A training manual inadvertently left in a New York City apartment by a broker shows that, without a doubt, real estate agents are salespeople, first and foremost. Clinching the sale is priority No. 1, and they may even engage in some tactics reminiscent of used car salesmen.

It's a living
The tongue-in-cheek description of the discovered manual -- which the author notes gives guidance on how agents should dress, as well as the fine points of dating clients – probably won't surprise anyone who has ever used a real estate broker to buy or sell a house. Right?

Not necessarily. After all, enough confusion reigned in the past regarding whose interests real estate agents represented that a new category of real estate professional, the "buyer's agent", has emerged.

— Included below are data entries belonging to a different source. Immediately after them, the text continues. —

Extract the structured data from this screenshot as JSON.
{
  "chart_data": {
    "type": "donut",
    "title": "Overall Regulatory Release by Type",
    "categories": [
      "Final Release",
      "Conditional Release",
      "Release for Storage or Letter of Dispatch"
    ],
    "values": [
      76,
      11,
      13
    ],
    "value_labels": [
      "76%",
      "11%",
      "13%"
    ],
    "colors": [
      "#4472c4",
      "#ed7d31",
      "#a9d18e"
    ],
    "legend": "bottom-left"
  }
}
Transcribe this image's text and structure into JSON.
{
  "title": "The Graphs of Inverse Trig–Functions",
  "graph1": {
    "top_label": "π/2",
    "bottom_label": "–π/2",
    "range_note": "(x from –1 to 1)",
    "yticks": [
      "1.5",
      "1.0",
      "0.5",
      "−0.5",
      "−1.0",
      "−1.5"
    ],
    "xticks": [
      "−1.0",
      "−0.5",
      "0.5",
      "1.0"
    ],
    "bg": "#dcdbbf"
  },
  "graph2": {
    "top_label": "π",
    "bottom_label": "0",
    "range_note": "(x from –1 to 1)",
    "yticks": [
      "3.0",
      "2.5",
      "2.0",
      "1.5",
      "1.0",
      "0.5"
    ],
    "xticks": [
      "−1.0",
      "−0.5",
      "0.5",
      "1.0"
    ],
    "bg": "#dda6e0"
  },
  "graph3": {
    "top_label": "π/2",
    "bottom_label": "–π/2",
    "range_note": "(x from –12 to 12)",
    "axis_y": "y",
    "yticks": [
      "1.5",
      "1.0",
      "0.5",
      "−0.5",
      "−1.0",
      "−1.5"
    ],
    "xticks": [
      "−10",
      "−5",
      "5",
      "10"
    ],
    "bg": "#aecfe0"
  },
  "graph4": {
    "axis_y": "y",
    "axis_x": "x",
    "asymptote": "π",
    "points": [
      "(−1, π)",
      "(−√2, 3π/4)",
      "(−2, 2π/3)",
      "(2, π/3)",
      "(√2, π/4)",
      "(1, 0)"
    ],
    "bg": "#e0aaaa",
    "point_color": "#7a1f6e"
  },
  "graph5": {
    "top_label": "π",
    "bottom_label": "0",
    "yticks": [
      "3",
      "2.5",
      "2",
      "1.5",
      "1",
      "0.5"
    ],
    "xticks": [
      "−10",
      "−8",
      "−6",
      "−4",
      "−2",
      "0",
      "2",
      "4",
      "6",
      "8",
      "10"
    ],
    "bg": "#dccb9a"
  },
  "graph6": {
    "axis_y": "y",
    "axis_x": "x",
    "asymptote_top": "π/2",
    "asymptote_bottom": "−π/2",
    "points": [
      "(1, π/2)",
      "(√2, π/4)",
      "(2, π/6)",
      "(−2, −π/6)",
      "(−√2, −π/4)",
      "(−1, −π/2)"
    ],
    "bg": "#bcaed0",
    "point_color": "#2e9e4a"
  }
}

These brokers act exclusively on behalf of the buyer, as the name infers, instead of the seller – whom the real estate agent usually represents. Some agents claim to be both – "dual agency" representation – but, according to some experts, the inherent conflict of interest embodied within those kinds of agreements is best avoided. 

Despite the fact that real estate brokers are generally not required by law in order to sell or purchase property, the industry has created a niche for itself, and many sellers and buyers consult agents to complete their real estate transactions. Like many other kinds of sales jobs, however, these brokers are working for a commission. Their job is to represent the client during the sales process, but ultimately, they are in the business to earn a living. 

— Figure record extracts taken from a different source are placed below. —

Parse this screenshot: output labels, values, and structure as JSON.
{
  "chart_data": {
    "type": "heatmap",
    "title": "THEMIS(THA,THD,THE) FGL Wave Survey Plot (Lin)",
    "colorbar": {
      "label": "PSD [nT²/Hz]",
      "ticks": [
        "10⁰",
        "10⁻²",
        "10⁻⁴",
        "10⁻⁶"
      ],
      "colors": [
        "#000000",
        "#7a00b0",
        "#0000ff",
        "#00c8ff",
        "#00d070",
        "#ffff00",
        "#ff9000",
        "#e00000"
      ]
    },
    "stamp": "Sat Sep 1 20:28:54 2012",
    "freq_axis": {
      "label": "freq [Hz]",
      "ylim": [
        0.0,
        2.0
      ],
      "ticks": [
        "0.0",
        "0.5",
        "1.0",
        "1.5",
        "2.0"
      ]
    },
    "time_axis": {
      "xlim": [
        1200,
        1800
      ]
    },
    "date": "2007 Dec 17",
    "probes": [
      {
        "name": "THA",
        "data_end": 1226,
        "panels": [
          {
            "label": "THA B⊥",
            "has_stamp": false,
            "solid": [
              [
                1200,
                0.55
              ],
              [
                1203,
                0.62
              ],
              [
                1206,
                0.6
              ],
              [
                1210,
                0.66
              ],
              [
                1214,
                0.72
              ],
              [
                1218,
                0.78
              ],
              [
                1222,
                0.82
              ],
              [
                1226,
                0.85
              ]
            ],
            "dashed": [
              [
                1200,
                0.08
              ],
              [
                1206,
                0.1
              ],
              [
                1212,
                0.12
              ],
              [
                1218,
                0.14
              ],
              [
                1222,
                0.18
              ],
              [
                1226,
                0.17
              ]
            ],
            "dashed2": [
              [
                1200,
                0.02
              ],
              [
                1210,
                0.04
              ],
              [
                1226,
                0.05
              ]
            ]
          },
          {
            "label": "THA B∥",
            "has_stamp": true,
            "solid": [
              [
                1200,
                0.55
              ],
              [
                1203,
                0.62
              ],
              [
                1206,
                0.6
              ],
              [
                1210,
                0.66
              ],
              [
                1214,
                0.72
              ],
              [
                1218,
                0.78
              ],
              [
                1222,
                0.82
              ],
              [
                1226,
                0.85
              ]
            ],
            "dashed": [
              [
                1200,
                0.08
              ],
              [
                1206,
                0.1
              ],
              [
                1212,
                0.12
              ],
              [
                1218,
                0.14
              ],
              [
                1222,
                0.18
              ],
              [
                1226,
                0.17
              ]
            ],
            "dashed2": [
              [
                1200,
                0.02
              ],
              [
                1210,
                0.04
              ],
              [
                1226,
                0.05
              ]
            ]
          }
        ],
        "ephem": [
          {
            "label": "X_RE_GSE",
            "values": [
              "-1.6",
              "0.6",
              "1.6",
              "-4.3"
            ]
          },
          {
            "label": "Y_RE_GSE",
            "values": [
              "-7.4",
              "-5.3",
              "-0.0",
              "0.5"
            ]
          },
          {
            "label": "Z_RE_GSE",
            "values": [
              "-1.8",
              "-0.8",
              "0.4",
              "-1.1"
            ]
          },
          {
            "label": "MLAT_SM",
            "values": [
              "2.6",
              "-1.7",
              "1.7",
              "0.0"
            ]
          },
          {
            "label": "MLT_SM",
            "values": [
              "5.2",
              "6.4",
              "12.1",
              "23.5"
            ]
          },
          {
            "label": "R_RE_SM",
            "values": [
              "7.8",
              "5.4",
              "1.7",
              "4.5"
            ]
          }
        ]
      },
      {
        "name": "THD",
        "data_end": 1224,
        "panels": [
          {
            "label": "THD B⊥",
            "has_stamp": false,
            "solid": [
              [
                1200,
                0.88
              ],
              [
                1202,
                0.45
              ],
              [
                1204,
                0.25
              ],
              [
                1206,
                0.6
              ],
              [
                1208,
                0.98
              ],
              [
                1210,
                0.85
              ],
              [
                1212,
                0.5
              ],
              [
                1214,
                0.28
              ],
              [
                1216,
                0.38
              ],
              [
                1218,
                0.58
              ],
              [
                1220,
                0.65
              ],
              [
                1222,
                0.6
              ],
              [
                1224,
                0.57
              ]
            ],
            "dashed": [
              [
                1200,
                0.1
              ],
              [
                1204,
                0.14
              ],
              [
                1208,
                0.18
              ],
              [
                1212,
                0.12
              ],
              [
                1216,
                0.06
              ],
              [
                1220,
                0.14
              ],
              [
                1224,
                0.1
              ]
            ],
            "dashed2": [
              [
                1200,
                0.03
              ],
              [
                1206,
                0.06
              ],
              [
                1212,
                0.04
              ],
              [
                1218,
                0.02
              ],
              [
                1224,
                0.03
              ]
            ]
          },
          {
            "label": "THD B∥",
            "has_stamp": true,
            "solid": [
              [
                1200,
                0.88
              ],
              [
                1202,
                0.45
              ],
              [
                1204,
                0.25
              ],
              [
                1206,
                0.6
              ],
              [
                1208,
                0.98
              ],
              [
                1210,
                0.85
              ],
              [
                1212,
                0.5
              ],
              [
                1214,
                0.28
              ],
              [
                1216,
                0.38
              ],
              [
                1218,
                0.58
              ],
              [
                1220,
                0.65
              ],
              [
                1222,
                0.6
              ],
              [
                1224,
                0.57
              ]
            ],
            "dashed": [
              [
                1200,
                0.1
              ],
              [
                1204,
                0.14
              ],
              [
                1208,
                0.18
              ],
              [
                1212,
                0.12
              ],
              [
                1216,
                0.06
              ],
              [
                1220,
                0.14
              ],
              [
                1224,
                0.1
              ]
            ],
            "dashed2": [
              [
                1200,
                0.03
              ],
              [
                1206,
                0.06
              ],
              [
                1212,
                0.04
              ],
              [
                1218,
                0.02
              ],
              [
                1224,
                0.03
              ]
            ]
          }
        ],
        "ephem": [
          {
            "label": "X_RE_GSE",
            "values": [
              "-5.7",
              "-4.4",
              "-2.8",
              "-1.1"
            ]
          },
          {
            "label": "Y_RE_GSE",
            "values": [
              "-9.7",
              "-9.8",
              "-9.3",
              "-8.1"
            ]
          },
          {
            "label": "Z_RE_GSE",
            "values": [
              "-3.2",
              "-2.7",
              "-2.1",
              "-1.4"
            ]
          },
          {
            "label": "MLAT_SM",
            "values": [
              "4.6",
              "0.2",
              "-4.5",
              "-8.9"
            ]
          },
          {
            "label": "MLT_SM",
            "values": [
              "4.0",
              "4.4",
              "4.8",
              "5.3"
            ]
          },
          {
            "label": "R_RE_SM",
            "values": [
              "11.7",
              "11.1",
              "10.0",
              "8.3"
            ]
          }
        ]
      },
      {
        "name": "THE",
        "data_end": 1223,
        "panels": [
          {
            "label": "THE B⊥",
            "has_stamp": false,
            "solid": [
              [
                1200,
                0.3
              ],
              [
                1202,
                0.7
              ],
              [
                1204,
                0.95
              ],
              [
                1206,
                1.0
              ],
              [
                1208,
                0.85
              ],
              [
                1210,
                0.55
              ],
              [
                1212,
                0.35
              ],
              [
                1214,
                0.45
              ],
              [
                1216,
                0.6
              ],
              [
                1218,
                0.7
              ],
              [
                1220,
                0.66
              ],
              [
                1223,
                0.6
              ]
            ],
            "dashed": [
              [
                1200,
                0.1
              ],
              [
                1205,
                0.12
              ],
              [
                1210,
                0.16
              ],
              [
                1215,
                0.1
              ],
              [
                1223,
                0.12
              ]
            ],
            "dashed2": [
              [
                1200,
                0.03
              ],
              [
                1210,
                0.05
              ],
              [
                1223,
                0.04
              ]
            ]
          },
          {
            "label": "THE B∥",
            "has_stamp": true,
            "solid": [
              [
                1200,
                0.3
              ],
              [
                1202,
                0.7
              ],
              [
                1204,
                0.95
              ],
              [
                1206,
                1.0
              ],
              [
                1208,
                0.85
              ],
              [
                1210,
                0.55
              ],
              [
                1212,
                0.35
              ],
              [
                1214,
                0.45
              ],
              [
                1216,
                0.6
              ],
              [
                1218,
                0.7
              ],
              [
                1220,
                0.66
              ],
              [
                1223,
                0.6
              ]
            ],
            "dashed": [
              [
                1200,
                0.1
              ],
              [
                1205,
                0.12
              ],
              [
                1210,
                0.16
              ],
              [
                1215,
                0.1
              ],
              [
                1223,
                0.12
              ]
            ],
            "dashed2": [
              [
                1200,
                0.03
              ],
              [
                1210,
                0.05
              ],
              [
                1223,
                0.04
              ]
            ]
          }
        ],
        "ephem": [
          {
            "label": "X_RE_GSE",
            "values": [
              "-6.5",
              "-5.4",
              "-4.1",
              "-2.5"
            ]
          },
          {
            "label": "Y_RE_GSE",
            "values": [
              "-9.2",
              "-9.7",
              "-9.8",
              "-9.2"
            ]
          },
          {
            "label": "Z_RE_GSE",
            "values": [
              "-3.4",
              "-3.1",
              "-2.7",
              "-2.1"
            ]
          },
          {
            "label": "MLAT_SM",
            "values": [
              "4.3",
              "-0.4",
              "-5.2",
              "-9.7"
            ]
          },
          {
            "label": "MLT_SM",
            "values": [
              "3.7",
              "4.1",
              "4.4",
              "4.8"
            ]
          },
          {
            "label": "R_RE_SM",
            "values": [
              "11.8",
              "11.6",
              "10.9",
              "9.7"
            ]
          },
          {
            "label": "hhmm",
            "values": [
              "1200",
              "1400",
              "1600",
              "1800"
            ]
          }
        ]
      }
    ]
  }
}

Transparency can be variable
While most real estate agents are very likely honest individuals, there are some that are less so. Celebrity realtors interviewed last year outlined several common "tricks of the trade", as well as examples of disingenuousness:

  • Putting up expired or sold listings on the Internet just to solicit inquiries
  • Minimizing the negative aspects of a property through misleading advertising
  • Not mentioning issues that should be disclosed
  • Implying that open houses benefit sellers, when agents generally use them to market their services.

Apparently, agents also impersonate each other, to the detriment of clients. The National Association of Exclusive Buyer Agents recently posted a warning on its blog that described just such behavior. The group noted an uptick in the number of realtors claiming to be buyers agents only, despite the fact that they or their companies also took on sales listings – which means that they work for sellers, as well.

Bottom line? Look before you leap
While the piece on the realtor's handbook is quite entertaining, the fact that real estate brokers use common marketing tactics in order to pressure apartment and home hunters into using their services isn't all that shocking.

Similarly, there is no reason to be outraged about the fact that open houses behoove realtors more than sellers. Commission rates, after all, are agreed upon when the contract is first signed, and are not dependent upon open houses, or the number of showings required in order to sell the property. Only when the house is actually sold does the seller pay up.

For home buyers and sellers who choose to use a real estate broker to help navigate the sometimes complicated property transaction landscape, due diligence is in order, just as it would be with any large purchase or investment. Educate yourself about the process, and maintain control throughout. Doing so should keep transparency high, and surprises low.